Yuxin Lei ’17 is part of a working group on gender and intersectionality research on COVID-19.

By: Meghan Kita  Thursday, June 18, 2020 03:49 PM

Yuxin Lei ’17

Now that COVID-19 has been in the global consciousness for upwards of half a year, dozens of working groups are seeking to identify the many gaps in existing COVID-related public health and social science research for future study. The groups were assembled by CONVERGE, described on its website as “a National Science Foundation-funded initiative headquartered at the Natural Hazards Center at the University of Colorado Boulder.” Yuxin Lei ’17, who just earned a master’s in international affairs from George Washington University this spring, is part of the gender and intersectionality research on COVID-19 working group.

“We have a report due in two weeks, so based on this report, we’re going to give some recommendations on how to fill the research gaps in post-pandemic studies, especially for vulnerable populations and marginalized groups,” says Lei, who was an international studies major with a minor in women’s & gender studies at Muhlenberg.

She became involved with the working group through her graduate school professor, anthropologist Jane Henrici, who’s leading the group.
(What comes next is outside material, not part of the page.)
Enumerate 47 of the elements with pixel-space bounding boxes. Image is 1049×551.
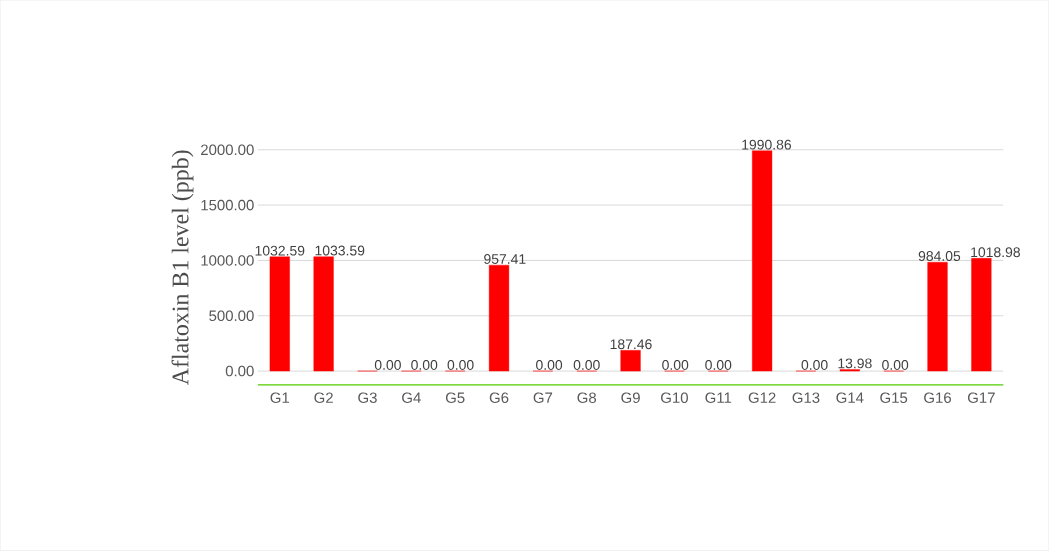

The two had already been collaborating on a project about the gender-differentiated effects of climate change on people in the Solomon Islands, a chain of islands in the South Pacific.

Each of the 20 members of the gender and intersectionality research working group is exploring a different topic. Lei is looking at the direct and indirect physical and psychological impacts of COVID-19 on children from an intersectional lens, mainly focusing on the Pacific Islands. For example, the Solomon Islands have had no confirmed cases of COVID-19, but the country largely shut down in response to the pandemic. This has resulted in infants and children being unable to receive critical immunizations. She’s also examining things like the mental health effects of isolation in children and adolescents and difficulties learning during school closures.

Lei and other working group members are compiling the research that does exist in order to see what’s missing. For example, some of the existing research she’s found does not break down how different age ranges are affected by a given issue, or whether boys are affected differently from girls.

“That’s the whole point of our research working group,” she says. “We’re taking it from an intersectional perspective—not just looking at one single identity but looking at all the overlapping categories of identities.”